Reputation: 25639
Have dict like:
mydict= {'a':[],'b':[],'c':[],'d':[]}
list like:
log = [['a',917],['b', 312],['c',303],['d',212],['a',215],['b',212].['c',213],['d',202]]
How do i get all 'a' from list into mydict['a'] as a list.
ndict= {'a':[917,215],'b':[312,212],'c':[303,213],'d':[212,202]}
Upvotes: 3
Views: 198
Reputation: 4674
myDict = {}
myLog = [['a', 917], ['b', 312], ['c', 303],['d', 212], ['a', 215],
['b', 212], ['c', 213], ['d', 202]]
# For each of the log in your input log
for log in myLog:
# If it is already exist, you append it
if log[0] in myDict:
myDict[log[0]].append(log[1])
# Otherwise you can create a new one
else:
myDict[log[0]] = [log[1]]
# Simple test to show it works
while True:
lookup = input('Enter your key: ')
if lookup in myDict:
print(myDict[lookup])
else:
print('Item not found.')
Sven Marnach's answer is smarter and better, but that's the version I come up.
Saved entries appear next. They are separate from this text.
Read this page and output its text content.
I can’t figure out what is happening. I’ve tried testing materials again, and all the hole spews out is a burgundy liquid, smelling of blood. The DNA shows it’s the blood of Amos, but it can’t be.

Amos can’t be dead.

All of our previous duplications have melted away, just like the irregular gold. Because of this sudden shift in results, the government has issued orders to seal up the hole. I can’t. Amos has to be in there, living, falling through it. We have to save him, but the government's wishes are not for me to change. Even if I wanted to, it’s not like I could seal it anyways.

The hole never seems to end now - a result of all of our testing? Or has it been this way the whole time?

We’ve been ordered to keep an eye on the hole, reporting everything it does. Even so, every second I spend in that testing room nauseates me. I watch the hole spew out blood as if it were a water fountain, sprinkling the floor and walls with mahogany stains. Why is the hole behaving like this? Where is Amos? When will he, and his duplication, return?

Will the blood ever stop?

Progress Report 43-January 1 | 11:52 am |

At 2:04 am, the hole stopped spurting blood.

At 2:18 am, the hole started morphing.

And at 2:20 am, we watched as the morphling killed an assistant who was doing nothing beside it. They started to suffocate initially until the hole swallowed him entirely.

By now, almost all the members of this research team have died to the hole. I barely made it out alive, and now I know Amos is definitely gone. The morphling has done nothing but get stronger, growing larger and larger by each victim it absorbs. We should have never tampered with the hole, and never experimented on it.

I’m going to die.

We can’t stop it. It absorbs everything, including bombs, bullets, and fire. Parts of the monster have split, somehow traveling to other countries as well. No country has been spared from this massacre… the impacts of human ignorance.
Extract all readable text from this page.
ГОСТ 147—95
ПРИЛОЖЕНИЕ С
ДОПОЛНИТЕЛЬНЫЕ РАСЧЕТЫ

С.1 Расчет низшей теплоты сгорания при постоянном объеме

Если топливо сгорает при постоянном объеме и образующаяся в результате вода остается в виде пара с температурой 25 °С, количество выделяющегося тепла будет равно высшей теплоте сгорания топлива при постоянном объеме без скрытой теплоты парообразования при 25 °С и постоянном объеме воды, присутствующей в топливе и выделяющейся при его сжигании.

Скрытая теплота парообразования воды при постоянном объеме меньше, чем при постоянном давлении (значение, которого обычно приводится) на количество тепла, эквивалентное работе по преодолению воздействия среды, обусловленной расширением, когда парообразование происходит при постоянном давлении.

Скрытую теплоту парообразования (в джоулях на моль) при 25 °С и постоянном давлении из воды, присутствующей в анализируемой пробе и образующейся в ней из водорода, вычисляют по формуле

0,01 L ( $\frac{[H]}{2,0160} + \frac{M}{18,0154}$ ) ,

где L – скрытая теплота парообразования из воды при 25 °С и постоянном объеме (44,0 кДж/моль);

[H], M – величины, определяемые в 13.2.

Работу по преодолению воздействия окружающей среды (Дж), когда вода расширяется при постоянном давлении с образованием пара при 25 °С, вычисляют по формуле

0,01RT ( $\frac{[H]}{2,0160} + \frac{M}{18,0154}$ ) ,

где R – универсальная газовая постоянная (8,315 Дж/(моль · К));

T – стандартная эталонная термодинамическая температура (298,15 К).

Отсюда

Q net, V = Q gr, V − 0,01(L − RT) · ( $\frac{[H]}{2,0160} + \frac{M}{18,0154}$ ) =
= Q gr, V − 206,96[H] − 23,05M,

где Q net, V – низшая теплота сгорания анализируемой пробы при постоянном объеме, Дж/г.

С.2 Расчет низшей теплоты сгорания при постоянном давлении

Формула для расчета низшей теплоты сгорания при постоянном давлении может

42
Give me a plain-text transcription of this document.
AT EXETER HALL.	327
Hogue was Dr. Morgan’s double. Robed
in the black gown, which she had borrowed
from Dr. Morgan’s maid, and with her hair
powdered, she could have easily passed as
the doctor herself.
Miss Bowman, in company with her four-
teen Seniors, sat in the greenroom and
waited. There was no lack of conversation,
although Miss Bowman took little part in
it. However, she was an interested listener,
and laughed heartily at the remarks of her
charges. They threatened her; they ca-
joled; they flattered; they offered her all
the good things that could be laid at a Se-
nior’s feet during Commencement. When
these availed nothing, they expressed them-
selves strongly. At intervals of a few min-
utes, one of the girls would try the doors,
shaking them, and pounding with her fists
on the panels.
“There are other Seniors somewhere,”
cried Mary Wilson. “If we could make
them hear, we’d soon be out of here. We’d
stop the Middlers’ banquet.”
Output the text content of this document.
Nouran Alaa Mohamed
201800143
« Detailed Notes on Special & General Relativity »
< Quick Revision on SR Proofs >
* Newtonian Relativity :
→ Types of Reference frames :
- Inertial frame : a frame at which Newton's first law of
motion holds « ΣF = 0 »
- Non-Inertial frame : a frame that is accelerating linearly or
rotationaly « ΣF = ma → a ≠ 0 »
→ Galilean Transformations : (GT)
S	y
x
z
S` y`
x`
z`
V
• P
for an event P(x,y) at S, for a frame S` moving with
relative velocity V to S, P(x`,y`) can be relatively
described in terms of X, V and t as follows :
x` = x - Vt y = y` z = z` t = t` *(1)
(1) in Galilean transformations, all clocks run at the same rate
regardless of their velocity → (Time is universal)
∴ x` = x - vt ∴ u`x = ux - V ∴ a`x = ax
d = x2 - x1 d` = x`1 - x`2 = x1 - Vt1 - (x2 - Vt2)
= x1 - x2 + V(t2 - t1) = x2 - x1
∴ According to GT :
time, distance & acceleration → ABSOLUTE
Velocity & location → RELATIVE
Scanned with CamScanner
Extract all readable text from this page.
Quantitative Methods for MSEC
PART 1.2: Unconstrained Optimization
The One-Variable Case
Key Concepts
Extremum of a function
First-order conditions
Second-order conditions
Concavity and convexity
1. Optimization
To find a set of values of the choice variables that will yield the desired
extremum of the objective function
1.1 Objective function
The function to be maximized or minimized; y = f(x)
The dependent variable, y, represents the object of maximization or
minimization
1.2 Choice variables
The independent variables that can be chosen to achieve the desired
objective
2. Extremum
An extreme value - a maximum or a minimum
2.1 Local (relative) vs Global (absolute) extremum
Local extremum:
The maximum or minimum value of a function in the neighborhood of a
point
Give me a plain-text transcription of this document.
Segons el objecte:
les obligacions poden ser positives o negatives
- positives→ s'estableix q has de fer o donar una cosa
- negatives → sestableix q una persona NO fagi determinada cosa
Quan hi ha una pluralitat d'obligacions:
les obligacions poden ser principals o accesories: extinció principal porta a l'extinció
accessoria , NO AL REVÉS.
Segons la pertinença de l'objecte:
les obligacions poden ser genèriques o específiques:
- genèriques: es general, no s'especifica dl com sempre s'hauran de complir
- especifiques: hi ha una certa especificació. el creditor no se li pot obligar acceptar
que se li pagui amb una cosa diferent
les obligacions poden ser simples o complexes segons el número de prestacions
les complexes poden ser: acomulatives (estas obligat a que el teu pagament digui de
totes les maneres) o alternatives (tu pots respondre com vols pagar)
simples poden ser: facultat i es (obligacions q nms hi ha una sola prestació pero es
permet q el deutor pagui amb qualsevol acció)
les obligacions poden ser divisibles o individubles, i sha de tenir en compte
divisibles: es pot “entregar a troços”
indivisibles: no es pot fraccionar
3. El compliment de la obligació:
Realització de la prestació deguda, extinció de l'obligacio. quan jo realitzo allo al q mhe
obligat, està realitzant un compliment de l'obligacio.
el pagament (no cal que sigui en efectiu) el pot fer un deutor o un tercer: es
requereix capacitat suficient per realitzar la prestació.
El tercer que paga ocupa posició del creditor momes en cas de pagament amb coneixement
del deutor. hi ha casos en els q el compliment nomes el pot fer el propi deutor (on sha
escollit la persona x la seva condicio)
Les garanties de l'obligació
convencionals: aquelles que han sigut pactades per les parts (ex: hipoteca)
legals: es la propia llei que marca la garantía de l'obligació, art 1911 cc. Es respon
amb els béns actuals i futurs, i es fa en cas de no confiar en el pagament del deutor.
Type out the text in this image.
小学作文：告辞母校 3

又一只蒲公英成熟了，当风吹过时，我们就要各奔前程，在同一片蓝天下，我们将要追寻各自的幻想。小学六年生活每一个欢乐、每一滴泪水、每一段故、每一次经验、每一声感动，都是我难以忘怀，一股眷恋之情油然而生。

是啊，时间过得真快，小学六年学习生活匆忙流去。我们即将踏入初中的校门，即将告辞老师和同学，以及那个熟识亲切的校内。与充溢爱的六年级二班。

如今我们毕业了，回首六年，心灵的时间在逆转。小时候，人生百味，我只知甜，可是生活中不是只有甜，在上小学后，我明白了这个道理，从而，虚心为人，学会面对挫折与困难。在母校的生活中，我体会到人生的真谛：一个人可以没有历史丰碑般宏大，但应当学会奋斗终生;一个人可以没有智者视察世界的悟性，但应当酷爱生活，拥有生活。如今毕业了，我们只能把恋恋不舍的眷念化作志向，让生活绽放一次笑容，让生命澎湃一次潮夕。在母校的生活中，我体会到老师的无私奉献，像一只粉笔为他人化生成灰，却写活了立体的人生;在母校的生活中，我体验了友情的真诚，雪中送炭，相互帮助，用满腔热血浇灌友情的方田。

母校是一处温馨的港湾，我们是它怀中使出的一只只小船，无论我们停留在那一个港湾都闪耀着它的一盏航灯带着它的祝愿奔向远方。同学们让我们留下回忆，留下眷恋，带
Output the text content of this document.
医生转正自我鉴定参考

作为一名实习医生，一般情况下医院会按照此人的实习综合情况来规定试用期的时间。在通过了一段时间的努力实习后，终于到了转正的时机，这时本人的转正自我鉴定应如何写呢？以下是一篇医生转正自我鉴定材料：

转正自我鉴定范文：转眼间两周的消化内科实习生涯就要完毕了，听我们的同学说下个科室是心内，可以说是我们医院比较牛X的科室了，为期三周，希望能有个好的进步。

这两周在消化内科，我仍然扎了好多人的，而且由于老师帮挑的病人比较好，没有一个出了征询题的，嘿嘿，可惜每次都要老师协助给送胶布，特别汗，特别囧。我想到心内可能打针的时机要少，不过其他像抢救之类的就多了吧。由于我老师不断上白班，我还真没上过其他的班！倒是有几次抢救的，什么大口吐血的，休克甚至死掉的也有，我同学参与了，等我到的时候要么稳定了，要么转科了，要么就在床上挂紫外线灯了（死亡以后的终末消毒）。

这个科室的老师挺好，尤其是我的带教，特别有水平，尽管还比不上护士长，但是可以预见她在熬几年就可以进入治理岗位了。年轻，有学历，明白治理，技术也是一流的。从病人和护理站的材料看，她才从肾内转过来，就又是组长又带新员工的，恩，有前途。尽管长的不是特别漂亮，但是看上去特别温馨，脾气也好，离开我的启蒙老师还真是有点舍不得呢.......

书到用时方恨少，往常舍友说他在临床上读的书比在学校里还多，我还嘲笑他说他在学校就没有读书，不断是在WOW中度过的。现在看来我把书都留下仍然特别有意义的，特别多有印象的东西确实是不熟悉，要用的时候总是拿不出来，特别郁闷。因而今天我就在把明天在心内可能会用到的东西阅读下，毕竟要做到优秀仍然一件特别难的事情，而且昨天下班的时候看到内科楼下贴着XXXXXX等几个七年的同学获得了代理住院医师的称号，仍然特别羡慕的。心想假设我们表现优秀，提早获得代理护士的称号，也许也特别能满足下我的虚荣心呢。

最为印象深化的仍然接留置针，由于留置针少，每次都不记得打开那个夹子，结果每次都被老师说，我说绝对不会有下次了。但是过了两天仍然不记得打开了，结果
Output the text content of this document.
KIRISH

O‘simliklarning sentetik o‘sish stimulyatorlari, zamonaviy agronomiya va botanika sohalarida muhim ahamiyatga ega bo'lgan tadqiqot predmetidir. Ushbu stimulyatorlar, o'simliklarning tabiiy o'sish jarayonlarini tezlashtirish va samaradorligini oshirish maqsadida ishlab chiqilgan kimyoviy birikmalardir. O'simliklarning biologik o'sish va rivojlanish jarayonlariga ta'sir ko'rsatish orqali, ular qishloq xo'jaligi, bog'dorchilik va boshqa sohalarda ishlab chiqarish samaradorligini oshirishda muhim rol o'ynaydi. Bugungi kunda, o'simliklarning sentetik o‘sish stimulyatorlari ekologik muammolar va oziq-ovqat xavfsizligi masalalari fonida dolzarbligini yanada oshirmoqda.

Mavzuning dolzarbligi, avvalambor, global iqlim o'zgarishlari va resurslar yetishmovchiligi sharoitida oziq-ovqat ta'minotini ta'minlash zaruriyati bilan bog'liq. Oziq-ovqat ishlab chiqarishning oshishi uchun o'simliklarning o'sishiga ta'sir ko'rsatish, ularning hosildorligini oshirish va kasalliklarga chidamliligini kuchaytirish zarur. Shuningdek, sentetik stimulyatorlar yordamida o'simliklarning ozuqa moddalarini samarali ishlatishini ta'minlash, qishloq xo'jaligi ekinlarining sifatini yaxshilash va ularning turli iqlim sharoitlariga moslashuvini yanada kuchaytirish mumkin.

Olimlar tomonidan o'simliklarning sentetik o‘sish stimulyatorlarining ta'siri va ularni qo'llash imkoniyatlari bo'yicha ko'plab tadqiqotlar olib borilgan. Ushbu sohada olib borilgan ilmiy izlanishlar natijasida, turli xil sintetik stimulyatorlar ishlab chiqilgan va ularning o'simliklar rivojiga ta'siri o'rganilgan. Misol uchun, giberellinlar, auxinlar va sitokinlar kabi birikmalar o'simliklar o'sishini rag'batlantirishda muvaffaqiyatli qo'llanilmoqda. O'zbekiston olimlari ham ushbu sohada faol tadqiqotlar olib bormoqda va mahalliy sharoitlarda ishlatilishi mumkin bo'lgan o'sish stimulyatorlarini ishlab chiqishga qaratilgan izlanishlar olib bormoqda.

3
I can see the limitation of my solution.
Upvotes: 2
Reputation: 85603
This is a standard problem that collections.defaultdict solves:
from collections import defaultdict
mydict = defaultdict(list)
for key, value in log:
mydict[key].append(value)
Upvotes: 4
Reputation: 601779
Iterate over the list, and append each value to the correct key:
for key, value in log:
my_dict[key].append(value)
I renamed dict
to my_dict
to avoid shadowing the built-in type.